При этом возражении старик сделал гримасу, выражавшую, вероятно, улыбку, потому что он продолжал с самым любезным видом.
— Сто чертей, клянусь вам, любезный мой сударь, вы ошибаетесь в наших чувствах. Разве храбрый человек не предпочтет всегда вашего знакомства этому скучному дарованию жизни, которое приковывает нас к скамьям галеры?
— Чего вы хотите? Зачем вы меня схватили? Привели сюда? Зачем убили моего слугу?
— Это все подробности маловажные; ведь яичницы не сделаешь, не разбив яиц. Перейдем прямо к делу, которым мы должны прежде всего заняться, любезный мой сударь. Мы нуждаемся в ваших услугах; но, без сомнения, все наши просьбы остались бы напрасными, Потому мы и устроили все таким образом, чтобы иметь некоторое право требовать от вас услуг. Разве мы дурно распорядились?
Сансон де Лонгеваль сделал знак презрения.
— Тут есть человек, осужденный к смерти, — продолжал старик со своим ироническим хладнокровием, — мы не решились присвоить себе ваших прав и привилегий. Его передадут вам в руки, и мы надеемся, что вы позволите нам быть свидетелями вашего искусства.
— Осужденный! — воскликнул Сансон де Лонгеваль, разразившись, в свою очередь, громким смехом. — Осужденный! Осужденный кем? Шателе, судом де Ла Турнель или начальником полиции? Вы, милостивый государь, вы, без сомнения, повытчик уголовного суда и, вероятно, предъявите мне приговор по всем формам? Где процедура, где приказ о казни, чтобы я тотчас же мог приказать своим людям смазать веревки или наточить меч?
Один из присутствовавших, по-видимому, выведенный из терпения насмешливым тоном моего предка, подошел к нему и сказал, приставив к его лбу дуло пистолета.
— Приказ о казни? Вот он, Шарль, и не находишь ли ты, что этот стоит другого?
С ловкостью и проворством, которых едва ли можно было ожидать от человека его лет, старик соскочил со своей бочки и оттолкнул разбойника.
— Милостивый государь, — сказал он, — вы должны были убедиться, что всякая попытка к сопротивлению и упорству бесполезна. Эти господа желают насладиться казнью по всем принятым правилам, так что ни в чем не будет недостатка, — ни даже в вас, и если бы вы знали как велико их упрямство, то избавили бы нас от совершенно лишних и бесполезных возражений и упорства. Наконец, чтобы избавить вас от всякого угрызения совести, я вместе с этими господами уверяю вас, что человек, на котором вам придется показать свои дарования, виновнее всякого, кто когда-либо качался на услужливой веревке, о которой вы только что нам говорили.

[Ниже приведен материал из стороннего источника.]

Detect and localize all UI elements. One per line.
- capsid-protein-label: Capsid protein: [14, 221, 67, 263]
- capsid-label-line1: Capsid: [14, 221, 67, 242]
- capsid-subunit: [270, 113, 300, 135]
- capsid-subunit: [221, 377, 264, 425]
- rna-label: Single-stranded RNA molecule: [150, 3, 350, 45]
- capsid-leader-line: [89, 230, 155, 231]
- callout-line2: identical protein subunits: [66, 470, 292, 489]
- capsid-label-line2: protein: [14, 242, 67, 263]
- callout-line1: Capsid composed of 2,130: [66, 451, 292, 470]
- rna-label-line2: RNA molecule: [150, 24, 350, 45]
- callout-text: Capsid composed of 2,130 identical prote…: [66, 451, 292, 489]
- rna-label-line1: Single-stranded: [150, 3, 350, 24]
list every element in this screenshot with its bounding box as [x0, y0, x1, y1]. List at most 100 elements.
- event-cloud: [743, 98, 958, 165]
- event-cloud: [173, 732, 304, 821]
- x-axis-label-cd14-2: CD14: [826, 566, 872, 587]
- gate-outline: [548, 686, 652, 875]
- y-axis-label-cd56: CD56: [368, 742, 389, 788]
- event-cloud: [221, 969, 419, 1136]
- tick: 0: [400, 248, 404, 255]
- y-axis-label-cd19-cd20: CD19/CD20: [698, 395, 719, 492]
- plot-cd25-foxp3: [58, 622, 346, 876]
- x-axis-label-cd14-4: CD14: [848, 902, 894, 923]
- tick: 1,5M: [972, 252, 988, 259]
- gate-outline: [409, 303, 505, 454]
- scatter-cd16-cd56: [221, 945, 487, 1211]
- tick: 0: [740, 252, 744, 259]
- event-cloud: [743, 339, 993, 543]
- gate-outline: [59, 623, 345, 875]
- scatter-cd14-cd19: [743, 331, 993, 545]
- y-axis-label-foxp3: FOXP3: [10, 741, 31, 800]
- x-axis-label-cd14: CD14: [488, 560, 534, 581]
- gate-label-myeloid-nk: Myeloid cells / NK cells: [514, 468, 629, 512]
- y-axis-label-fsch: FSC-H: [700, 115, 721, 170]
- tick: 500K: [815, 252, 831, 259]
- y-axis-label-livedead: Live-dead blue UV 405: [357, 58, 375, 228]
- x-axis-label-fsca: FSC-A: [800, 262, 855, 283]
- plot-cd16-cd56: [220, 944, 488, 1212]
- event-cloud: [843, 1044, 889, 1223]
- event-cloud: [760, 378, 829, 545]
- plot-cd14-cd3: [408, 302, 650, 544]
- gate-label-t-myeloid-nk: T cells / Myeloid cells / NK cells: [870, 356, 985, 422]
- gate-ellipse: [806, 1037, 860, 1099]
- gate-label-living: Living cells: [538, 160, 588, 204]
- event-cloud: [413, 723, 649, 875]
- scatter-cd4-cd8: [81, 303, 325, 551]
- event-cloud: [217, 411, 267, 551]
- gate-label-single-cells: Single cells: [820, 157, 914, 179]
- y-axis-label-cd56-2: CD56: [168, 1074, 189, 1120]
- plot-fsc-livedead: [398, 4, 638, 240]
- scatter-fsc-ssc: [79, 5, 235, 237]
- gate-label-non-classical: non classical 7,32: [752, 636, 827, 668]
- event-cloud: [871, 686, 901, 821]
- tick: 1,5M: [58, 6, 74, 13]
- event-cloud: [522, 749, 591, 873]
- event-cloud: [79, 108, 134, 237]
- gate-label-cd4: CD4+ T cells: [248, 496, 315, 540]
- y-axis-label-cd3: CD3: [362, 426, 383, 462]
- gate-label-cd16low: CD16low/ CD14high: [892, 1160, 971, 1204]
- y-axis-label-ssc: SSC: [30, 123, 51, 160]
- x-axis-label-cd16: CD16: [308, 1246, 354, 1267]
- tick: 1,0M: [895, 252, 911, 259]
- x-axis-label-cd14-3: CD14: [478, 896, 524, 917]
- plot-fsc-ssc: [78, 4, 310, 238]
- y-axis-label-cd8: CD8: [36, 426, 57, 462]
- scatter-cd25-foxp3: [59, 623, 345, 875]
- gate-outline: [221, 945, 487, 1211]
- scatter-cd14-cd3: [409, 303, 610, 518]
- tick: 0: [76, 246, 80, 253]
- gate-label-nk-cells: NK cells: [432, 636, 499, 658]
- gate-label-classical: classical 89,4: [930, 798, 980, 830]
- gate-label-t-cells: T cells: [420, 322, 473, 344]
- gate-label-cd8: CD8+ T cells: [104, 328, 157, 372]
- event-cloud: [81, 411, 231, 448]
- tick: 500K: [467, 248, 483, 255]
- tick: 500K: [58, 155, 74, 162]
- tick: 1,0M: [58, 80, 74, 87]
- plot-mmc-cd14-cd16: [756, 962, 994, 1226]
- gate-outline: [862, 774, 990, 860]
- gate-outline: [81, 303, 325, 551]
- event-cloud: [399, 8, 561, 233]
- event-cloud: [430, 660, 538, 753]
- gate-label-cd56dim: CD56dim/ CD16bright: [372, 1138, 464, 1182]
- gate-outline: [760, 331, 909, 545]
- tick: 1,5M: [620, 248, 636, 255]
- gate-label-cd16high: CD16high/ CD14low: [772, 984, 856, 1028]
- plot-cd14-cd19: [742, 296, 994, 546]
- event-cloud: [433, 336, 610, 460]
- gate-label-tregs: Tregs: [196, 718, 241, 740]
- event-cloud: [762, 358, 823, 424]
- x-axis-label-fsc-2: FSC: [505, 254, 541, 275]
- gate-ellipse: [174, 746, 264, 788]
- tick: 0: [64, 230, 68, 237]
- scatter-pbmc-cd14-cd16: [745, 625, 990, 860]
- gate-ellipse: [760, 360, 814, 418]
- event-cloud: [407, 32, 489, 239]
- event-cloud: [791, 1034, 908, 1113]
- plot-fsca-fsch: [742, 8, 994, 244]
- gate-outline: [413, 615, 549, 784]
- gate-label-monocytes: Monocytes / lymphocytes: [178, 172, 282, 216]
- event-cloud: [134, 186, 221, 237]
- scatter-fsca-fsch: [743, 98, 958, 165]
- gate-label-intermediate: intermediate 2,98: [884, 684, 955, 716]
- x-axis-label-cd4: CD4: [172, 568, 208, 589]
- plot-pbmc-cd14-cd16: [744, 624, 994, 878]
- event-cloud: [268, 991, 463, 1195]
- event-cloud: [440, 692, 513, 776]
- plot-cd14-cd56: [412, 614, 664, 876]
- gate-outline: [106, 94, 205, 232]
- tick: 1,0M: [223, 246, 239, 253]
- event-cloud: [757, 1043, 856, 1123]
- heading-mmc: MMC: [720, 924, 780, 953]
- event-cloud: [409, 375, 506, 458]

— Нечего сказать, вы мне предлагаете славное поручительство, — сказал резким голосом Сансон де Лонгеваль. — Моя шпага есть меч закона — знайте это. Она обнажается против вас, но для вас никогда не выйдет из ножен. Если вы хотите совершить убийство, обратитесь к вашим кинжалам и, наверное, не получите отказа.
В кружке поднялся гневный ропот; старик сделал знак рукой, и все умолкли снова.